Verblijf in Londen[bewerken | brontekst bewerken]

Enige tijd later verhuisde Schapiro op suggestie van Kropotkin naar Londen, waar hij zich bij zijn vader aansloot die inmiddels ook een actief was in het anarchistische milieu in die stad. Schapiro werkte in die tijd als assistent voor de psycholoog August Waller. Dit zorgde ervoor dat Schapiro veel tijd kon bestede aan de anarchistische beweging, hoewel er ook enige publicaties bij het laboratorium van Waller op zijn naam staan.

In London werd Schapiro lid van de Arbeter Fraynd, een Joods anarchistisch collectief. Volgens Sam Dreen, een lid van de groep, was Schapiro intelligent en vaardig, maar ook eigenwijs en overmatig intellectueel, en daardoor niet in contact met onderwerpen die de arbeiders aangingen. Het collectief ging uit elkaar over de vraag over deelname aan de vakbonden.
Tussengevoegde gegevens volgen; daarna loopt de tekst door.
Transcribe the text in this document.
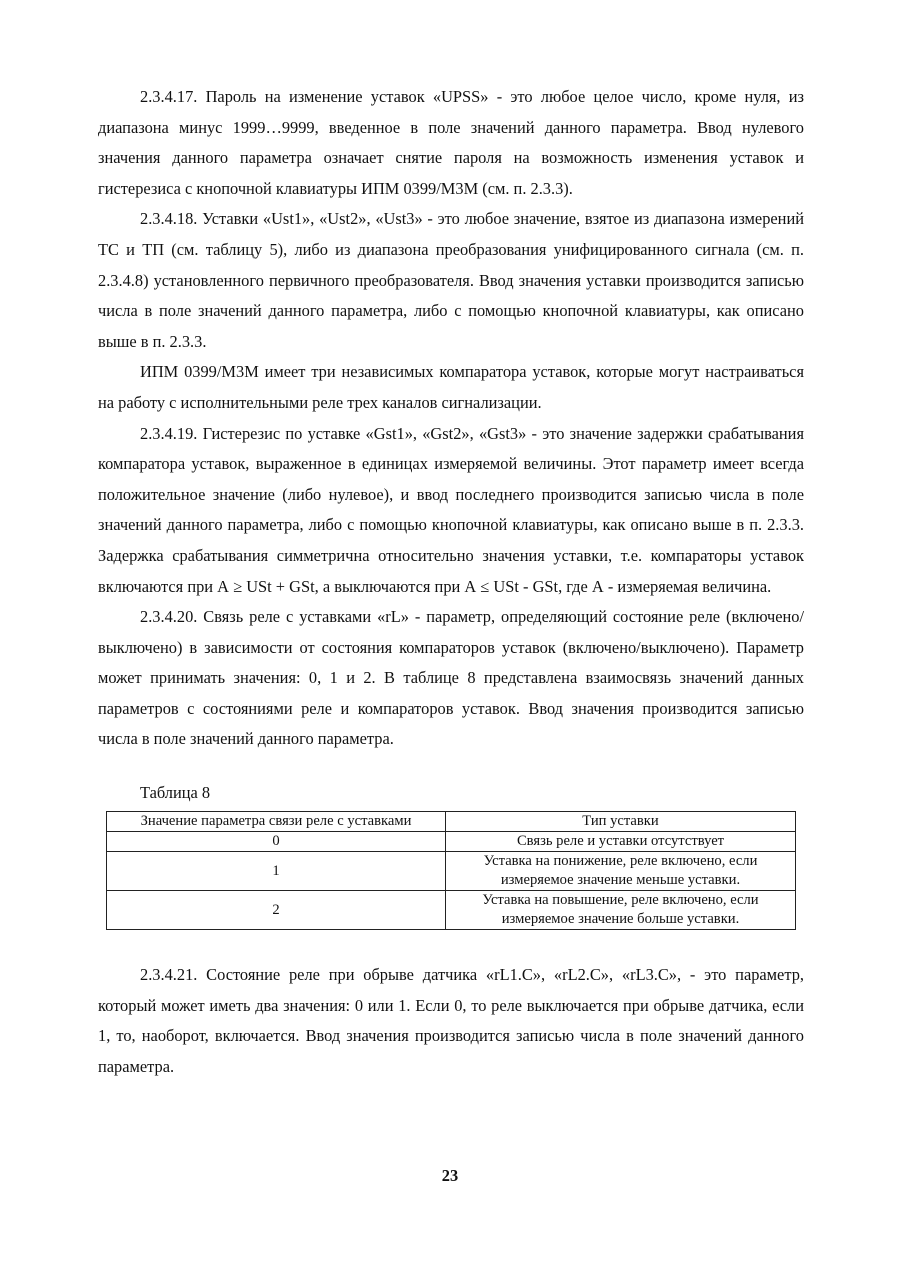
2.3.4.17. Пароль на изменение уставок «UPSS» - это любое целое число, кроме нуля, из диапазона минус 1999…9999, введенное в поле значений данного параметра. Ввод нулевого значения данного параметра означает снятие пароля на возможность изменения уставок и гистерезиса с кнопочной клавиатуры ИПМ 0399/М3М (см. п. 2.3.3).

2.3.4.18. Уставки «Ust1», «Ust2», «Ust3» - это любое значение, взятое из диапазона измерений ТС и ТП (см. таблицу 5), либо из диапазона преобразования унифицированного сигнала (см. п. 2.3.4.8) установленного первичного преобразователя. Ввод значения уставки производится записью числа в поле значений данного параметра, либо с помощью кнопочной клавиатуры, как описано выше в п. 2.3.3.

ИПМ 0399/М3М имеет три независимых компаратора уставок, которые могут настраиваться на работу с исполнительными реле трех каналов сигнализации.

2.3.4.19. Гистерезис по уставке «Gst1», «Gst2», «Gst3» - это значение задержки срабатывания компаратора уставок, выраженное в единицах измеряемой величины. Этот параметр имеет всегда положительное значение (либо нулевое), и ввод последнего производится записью числа в поле значений данного параметра, либо с помощью кнопочной клавиатуры, как описано выше в п. 2.3.3. Задержка срабатывания симметрична относительно значения уставки, т.е. компараторы уставок включаются при А ≥ USt + GSt, а выключаются при А ≤ USt - GSt, где А - измеряемая величина.

2.3.4.20. Связь реле с уставками «rL» - параметр, определяющий состояние реле (включено/выключено) в зависимости от состояния компараторов уставок (включено/выключено). Параметр может принимать значения: 0, 1 и 2. В таблице 8 представлена взаимосвязь значений данных параметров с состояниями реле и компараторов уставок. Ввод значения производится записью числа в поле значений данного параметра.

Таблица 8
Значение параметра связи реле с уставками	Тип уставки
0	Связь реле и уставки отсутствует
1	Уставка на понижение, реле включено, если измеряемое значение меньше уставки.
2	Уставка на повышение, реле включено, если измеряемое значение больше уставки.

2.3.4.21. Состояние реле при обрыве датчика «rL1.C», «rL2.C», «rL3.C», - это параметр, который может иметь два значения: 0 или 1. Если 0, то реле выключается при обрыве датчика, если 1, то, наоборот, включается. Ввод значения производится записью числа в поле значений данного параметра.

23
Schapiro was hiertegen, hij had angst dat de anarchistische principes in het gedrang zouden kunnen komen door de vakbond.[3]

Schapiro was tijdens het Internationale Anarchistische Congres in Amsterdam in 1907 gedelegeerde voor de Jewisch Anarchist Federation (Joodse Anarchistische Federatie) in Londen. Hier werd hij gekozen voor een van de drie afdelingen van de Anarchistische Internationale die werd opgericht - in feite een bureau voor internationale uitwisseling.
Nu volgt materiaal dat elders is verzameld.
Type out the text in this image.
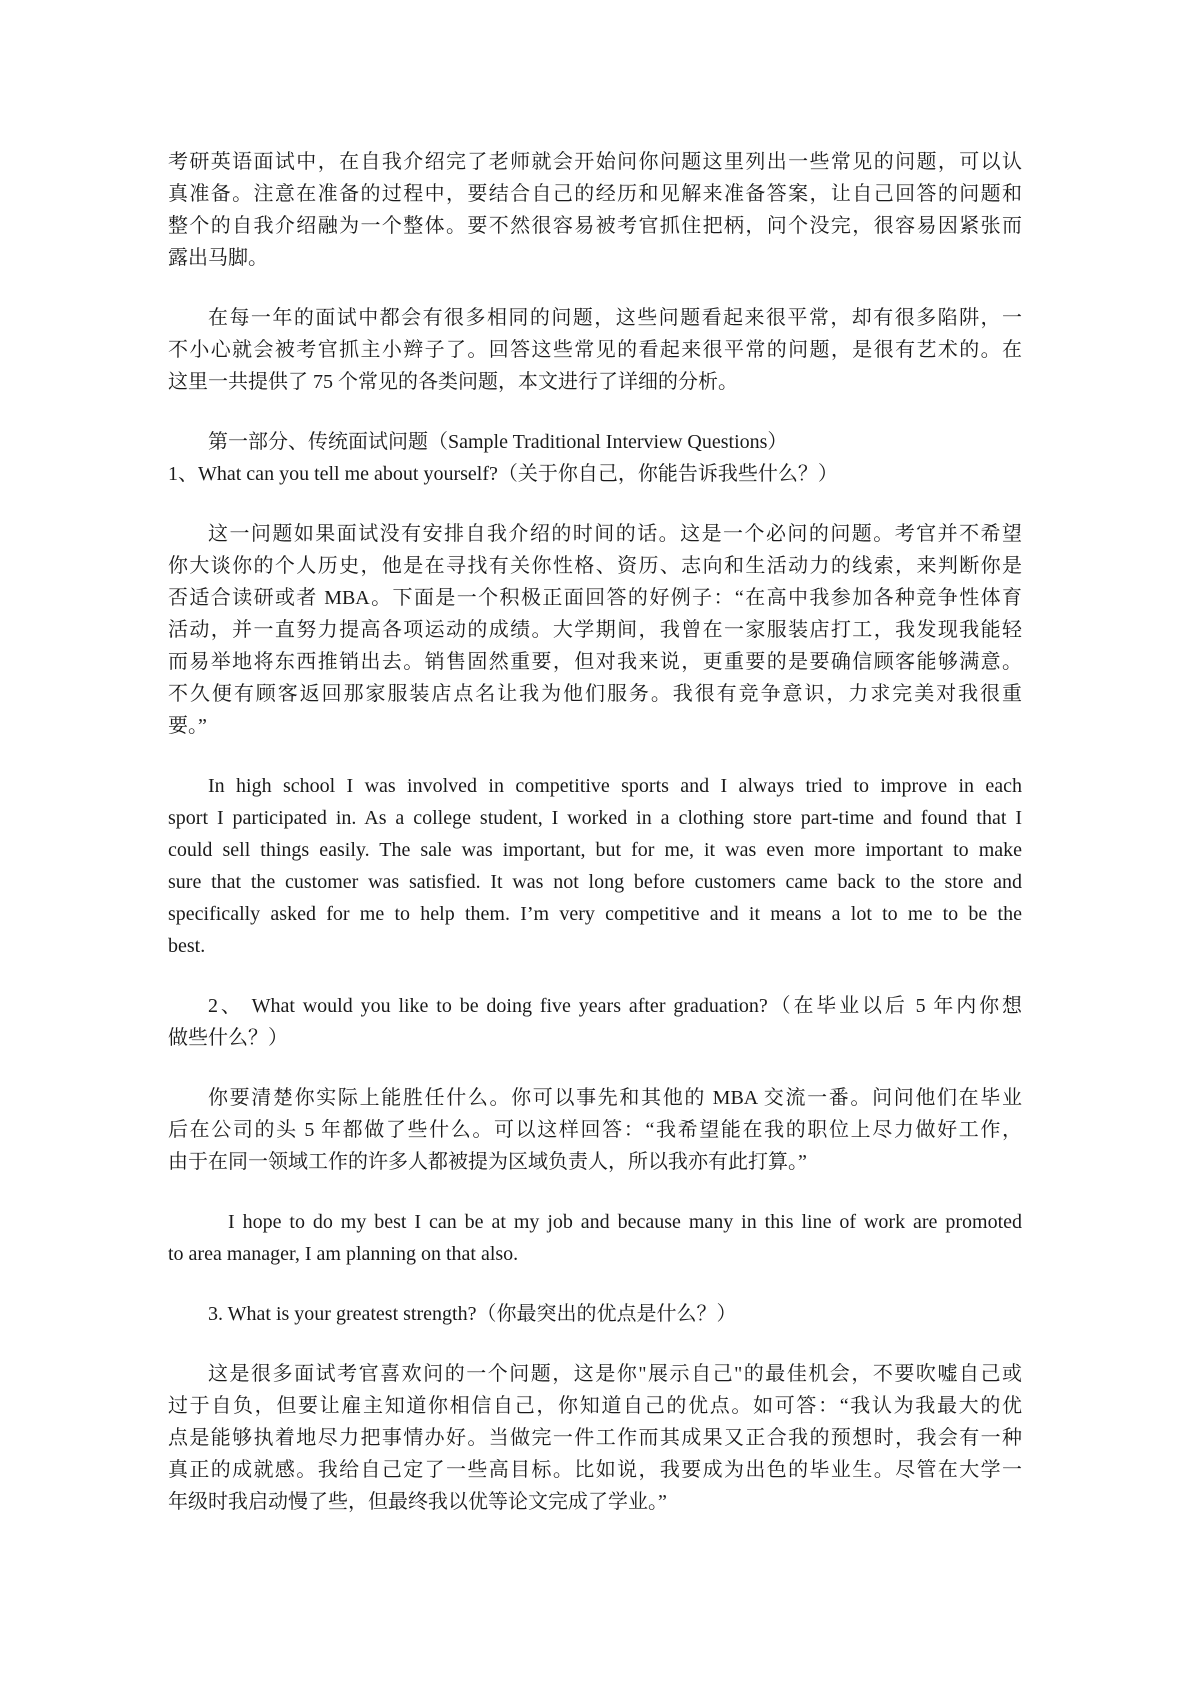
考研英语面试中，在自我介绍完了老师就会开始问你问题这里列出一些常见的问题，可以认
真准备。注意在准备的过程中，要结合自己的经历和见解来准备答案，让自己回答的问题和
整个的自我介绍融为一个整体。要不然很容易被考官抓住把柄，问个没完，很容易因紧张而
露出马脚。
在每一年的面试中都会有很多相同的问题，这些问题看起来很平常，却有很多陷阱，一
不小心就会被考官抓主小辫子了。回答这些常见的看起来很平常的问题，是很有艺术的。在
这里一共提供了 75 个常见的各类问题，本文进行了详细的分析。
第一部分、传统面试问题（Sample Traditional Interview Questions）
1、What can you tell me about yourself?（关于你自己，你能告诉我些什么？）
这一问题如果面试没有安排自我介绍的时间的话。这是一个必问的问题。考官并不希望
你大谈你的个人历史，他是在寻找有关你性格、资历、志向和生活动力的线索，来判断你是
否适合读研或者 MBA。下面是一个积极正面回答的好例子：“在高中我参加各种竞争性体育
活动，并一直努力提高各项运动的成绩。大学期间，我曾在一家服装店打工，我发现我能轻
而易举地将东西推销出去。销售固然重要，但对我来说，更重要的是要确信顾客能够满意。
不久便有顾客返回那家服装店点名让我为他们服务。我很有竞争意识，力求完美对我很重
要。”
In high school I was involved in competitive sports and I always tried to improve in each
sport I participated in. As a college student, I worked in a clothing store part-time and found that I
could sell things easily. The sale was important, but for me, it was even more important to make
sure that the customer was satisfied. It was not long before customers came back to the store and
specifically asked for me to help them. I’m very competitive and it means a lot to me to be the
best.
2、 What would you like to be doing five years after graduation?（在毕业以后 5 年内你想
做些什么？）
你要清楚你实际上能胜任什么。你可以事先和其他的 MBA 交流一番。问问他们在毕业
后在公司的头 5 年都做了些什么。可以这样回答：“我希望能在我的职位上尽力做好工作，
由于在同一领域工作的许多人都被提为区域负责人，所以我亦有此打算。”
I hope to do my best I can be at my job and because many in this line of work are promoted
to area manager, I am planning on that also.
3. What is your greatest strength?（你最突出的优点是什么？）
这是很多面试考官喜欢问的一个问题，这是你"展示自己"的最佳机会，不要吹嘘自己或
过于自负，但要让雇主知道你相信自己，你知道自己的优点。如可答：“我认为我最大的优
点是能够执着地尽力把事情办好。当做完一件工作而其成果又正合我的预想时，我会有一种
真正的成就感。我给自己定了一些高目标。比如说，我要成为出色的毕业生。尽管在大学一
年级时我启动慢了些，但最终我以优等论文完成了学业。”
In de jaren na de mislukte revolutie van 1905 in Rusland werden de anarchisten in Rusland zwaar vervolgd. Honderden werden tot lange gevangenisstraffen veroordeeld of geëxecuteerd en velen vluchtte naar het westen. In 1907 richtte een groep bannelingen het Anarchist Red Cross om gevangenzittende anarchisten in het Russische Rijk te ondersteunen. Schapiro leidde het hoofdbureau van het netwerk in Londen samen met Kropotkin, Varlaam Tsjerkesov en Rudolf Rocker.[4] In 1913 nam Schapiro deel aan het Eerste Internationale Syndicalistische Congres in Londen. Hij representeerde hier organisatie, maar was hier samen met Christiaan Cornelissen vertaler.[5] De Duitse delegatie loofde Schapiro om zijn objectieve benadering en Alfred Rosmer stelde dat hij de enige deelnemer was die zijn hoofd koel hield.[6]
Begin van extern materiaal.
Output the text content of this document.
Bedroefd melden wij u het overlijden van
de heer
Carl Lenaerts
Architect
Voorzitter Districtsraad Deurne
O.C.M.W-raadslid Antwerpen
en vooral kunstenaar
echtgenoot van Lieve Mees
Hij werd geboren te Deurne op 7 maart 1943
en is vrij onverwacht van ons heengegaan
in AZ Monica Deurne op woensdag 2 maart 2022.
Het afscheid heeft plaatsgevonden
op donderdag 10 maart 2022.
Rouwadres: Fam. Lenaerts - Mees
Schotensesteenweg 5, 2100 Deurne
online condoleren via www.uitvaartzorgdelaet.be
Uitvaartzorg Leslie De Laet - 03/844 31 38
Met het uitbreken van de Eerste Wereldoorlog was Schapiro een belangrijke spil in de internationale anarchistische organisatie. Hij was een van de ondertekenaars van het Internationale Anarchistische Manifest dat in Londen werd opgesteld tegen de Eerste Wereldoorlog.[7][8] Schapiro was een van de weinige anarchistische vrienden van Kropotkin die zijn banden behield na Kropotkins rol bij het opstellen van het Manifest van de zestien, dat in feite kant koos van de Geallieerden in die oorlog.[9]

Rusland en de Russische Revolutie[bewerken | brontekst bewerken]

Na de uitbraak van de Russische Revolutie in februari reisde Aleksandr Schapiro via de Pacifische route naar Rusland. Hij kwam in juli in Petrograd aan als een van de vele anarcho-syndicalisten die terugkeerden uit hun ballingschap. Hij begon een Jiddische krant en sloot zich aan bij de Unie voor Anarcho-Syndiscalistische Propaganda en schreef voor diens krant en uitgeverij Golos Troeda. Golos Troeda bevond zich eerder in New York als het orgaan van de Bond van Russische Arbeiders in de Verenigde Staten en Canada, maar verhuisde in 1917 naar Petrograd.[10]

De anarcho-syndicalisten propageerden arbeiderszelfbestuur door middel van fabriekscomités, welke zij als hart van de toekomstige niet-kapitalisische samenleving zagen. Hierin hadden zij een vergelijkbaar standpunt als de Bolsjewieken, doch zagen zij de steeds grotere dominantie van de Bolsjewieken met argusogen aan. Schapiro riep in september op voor de “complete decentralisatie en het meest diepgaande zelfbeschikkingsrecht van de lokale organisaties” om zo te voorkomen dat de arbeidersraden - de sovjets - een instrument voor politieke macht zouden worden.[11]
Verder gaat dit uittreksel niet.